Part 3: North Dakota Agriculture Today

Profile: A. F. Yeager

Figure 156. A. F. Yeager

Figure 156. A.F. Yeager, an early NDSU agronomist, developed the buttercup squash variety in 1932. (Institute for Regional Studies, NDSU, FYe 23.2)

Albert Franklin Yeager was born in Kansas in 1892. In 1919, at age 27, he moved to Fargo, North Dakota and began working in the Horticulture (HOR-tah-kul-chur) and Forestry Department at North Dakota State University.* HorticultureThe science of growing fruits, vegetables, and flowers is the science of growing fruits, vegetables, and flowers.

Yeager soon noticed that the climate in North Dakota presented gardeners with three major problems: (1) early frost; (2) not enough rainfall; and (3) harsh winters. Yeager made up his mind to help gardeners with these challenges. Nobody changes the weather, but Yeager had other ideas. He would develop special vegetables and fruits for North Dakota.

Yeager began his experiments. In 1927, his “Sunshine Sweet Corn” was featured in the catalog of Oscar H. Will & Company. During the same time that he had been working with sweet corn, Yeager was also experimenting with tomatoes. At the time, few tomatoes were raised in North Dakota because the plants would generally be killed by early frost.

After several years of experimenting, Yeager came up with a tomato plant that grew well in the region.
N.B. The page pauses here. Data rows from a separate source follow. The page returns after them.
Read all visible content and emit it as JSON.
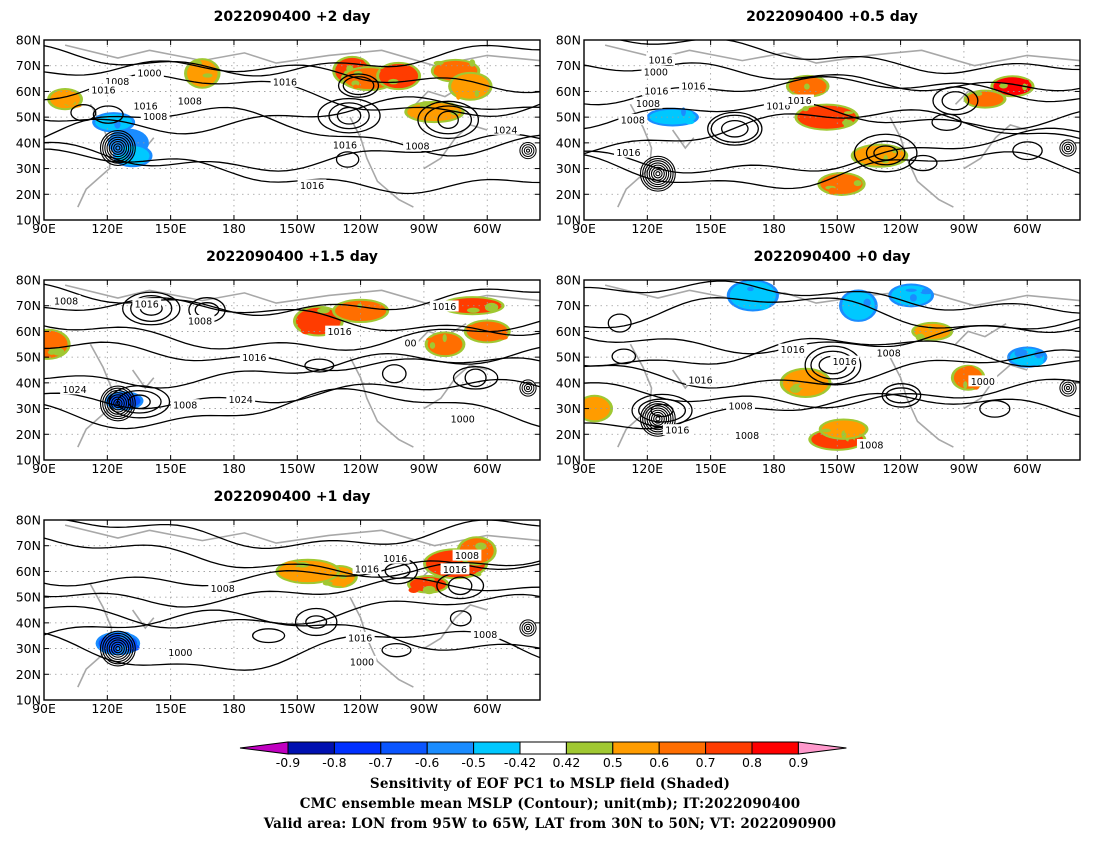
{
  "chart_data": {
    "type": "contour",
    "panels": [
      {
        "title": "2022090400 +2 day",
        "contour_labels": [
          "1008",
          "1016",
          "1000",
          "1016",
          "1016",
          "1024",
          "1008",
          "1016",
          "1016",
          "1008",
          "1008"
        ],
        "shading": [
          {
            "lon": 165,
            "lat": 67,
            "v": 0.55
          },
          {
            "lon": 236,
            "lat": 68,
            "v": 0.7
          },
          {
            "lon": 244,
            "lat": 65,
            "v": 0.6
          },
          {
            "lon": 258,
            "lat": 66,
            "v": 0.7
          },
          {
            "lon": 285,
            "lat": 68,
            "v": 0.6
          },
          {
            "lon": 292,
            "lat": 62,
            "v": 0.5
          },
          {
            "lon": 275,
            "lat": 52,
            "v": 0.5
          },
          {
            "lon": 130,
            "lat": 40,
            "v": -0.6
          },
          {
            "lon": 123,
            "lat": 48,
            "v": -0.5
          },
          {
            "lon": 132,
            "lat": 35,
            "v": -0.5
          },
          {
            "lon": 100,
            "lat": 57,
            "v": 0.5
          }
        ]
      },
      {
        "title": "2022090400 +0.5 day",
        "contour_labels": [
          "1008",
          "1016",
          "1008",
          "1016",
          "1000",
          "1016",
          "1016",
          "1016",
          "1016"
        ],
        "shading": [
          {
            "lon": 196,
            "lat": 62,
            "v": 0.6
          },
          {
            "lon": 205,
            "lat": 50,
            "v": 0.7
          },
          {
            "lon": 293,
            "lat": 62,
            "v": 0.8
          },
          {
            "lon": 280,
            "lat": 57,
            "v": 0.6
          },
          {
            "lon": 212,
            "lat": 24,
            "v": 0.6
          },
          {
            "lon": 230,
            "lat": 35,
            "v": 0.5
          },
          {
            "lon": 132,
            "lat": 50,
            "v": -0.5
          }
        ]
      },
      {
        "title": "2022090400 +1.5 day",
        "contour_labels": [
          "1008",
          "1008",
          "1016",
          "1016",
          "1000",
          "1008",
          "1024",
          "1016",
          "1024",
          "1016",
          "00"
        ],
        "shading": [
          {
            "lon": 220,
            "lat": 64,
            "v": 0.7
          },
          {
            "lon": 240,
            "lat": 68,
            "v": 0.6
          },
          {
            "lon": 293,
            "lat": 70,
            "v": 0.7
          },
          {
            "lon": 280,
            "lat": 55,
            "v": 0.6
          },
          {
            "lon": 300,
            "lat": 60,
            "v": 0.6
          },
          {
            "lon": 128,
            "lat": 33,
            "v": -0.7
          },
          {
            "lon": 92,
            "lat": 55,
            "v": 0.6
          }
        ]
      },
      {
        "title": "2022090400 +0 day",
        "contour_labels": [
          "1016",
          "1016",
          "1008",
          "1000",
          "1008",
          "1016",
          "1008",
          "1016",
          "1008"
        ],
        "shading": [
          {
            "lon": 210,
            "lat": 18,
            "v": 0.7
          },
          {
            "lon": 213,
            "lat": 22,
            "v": 0.5
          },
          {
            "lon": 170,
            "lat": 74,
            "v": -0.5
          },
          {
            "lon": 220,
            "lat": 70,
            "v": -0.5
          },
          {
            "lon": 245,
            "lat": 74,
            "v": -0.5
          },
          {
            "lon": 195,
            "lat": 40,
            "v": 0.5
          },
          {
            "lon": 95,
            "lat": 30,
            "v": 0.5
          },
          {
            "lon": 272,
            "lat": 42,
            "v": 0.6
          },
          {
            "lon": 300,
            "lat": 50,
            "v": -0.5
          },
          {
            "lon": 255,
            "lat": 60,
            "v": 0.5
          }
        ]
      },
      {
        "title": "2022090400 +1 day",
        "contour_labels": [
          "1000",
          "1008",
          "1016",
          "1016",
          "1000",
          "1008",
          "1016",
          "1016",
          "1008"
        ],
        "shading": [
          {
            "lon": 285,
            "lat": 63,
            "v": 0.7
          },
          {
            "lon": 272,
            "lat": 55,
            "v": 0.7
          },
          {
            "lon": 295,
            "lat": 68,
            "v": 0.6
          },
          {
            "lon": 230,
            "lat": 58,
            "v": 0.5
          },
          {
            "lon": 125,
            "lat": 32,
            "v": -0.7
          },
          {
            "lon": 215,
            "lat": 60,
            "v": 0.5
          }
        ]
      }
    ],
    "x_ticks": [
      "90E",
      "120E",
      "150E",
      "180",
      "150W",
      "120W",
      "90W",
      "60W"
    ],
    "y_ticks": [
      "10N",
      "20N",
      "30N",
      "40N",
      "50N",
      "60N",
      "70N",
      "80N"
    ],
    "lon_range": [
      90,
      325
    ],
    "lat_range": [
      10,
      80
    ],
    "colorbar": {
      "levels": [
        "-0.9",
        "-0.8",
        "-0.7",
        "-0.6",
        "-0.5",
        "-0.42",
        "0.42",
        "0.5",
        "0.6",
        "0.7",
        "0.8",
        "0.9"
      ],
      "colors": [
        "#c000c0",
        "#0010b0",
        "#0030ff",
        "#0a55ff",
        "#1a8cff",
        "#00c8ff",
        "#ffffff",
        "#a0c832",
        "#ff9c00",
        "#ff6e00",
        "#ff3c00",
        "#ff0000",
        "#ff99cc"
      ]
    },
    "caption": [
      "Sensitivity of EOF PC1 to MSLP field (Shaded)",
      "CMC ensemble mean MSLP (Contour); unit(mb); IT:2022090400",
      "Valid area: LON from 95W to 65W, LAT from 30N to 50N; VT: 2022090900"
    ]
  }
}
He called the new variety “Bison.” Today, thanks to A. F. Yeager, tomatoes are popular garden items throughout North Dakota.

One of A. F. Yeager’s major accomplishments was the development of buttercup squash, which he introduced in 1932. This vegetable is a good source of many vitamins and minerals needed in a healthful diet.

Albert Franklin Yeager worked in North Dakota for 18 years. During that time, he developed more than 21 new varieties of vegetables and fruits. Other scientists who worked with A. F. Yeager nicknamed him “Plant Wizard of the North.”

*North Dakota State University was known as North Dakota Agricultural College at the time A. F. Yeager did his research there.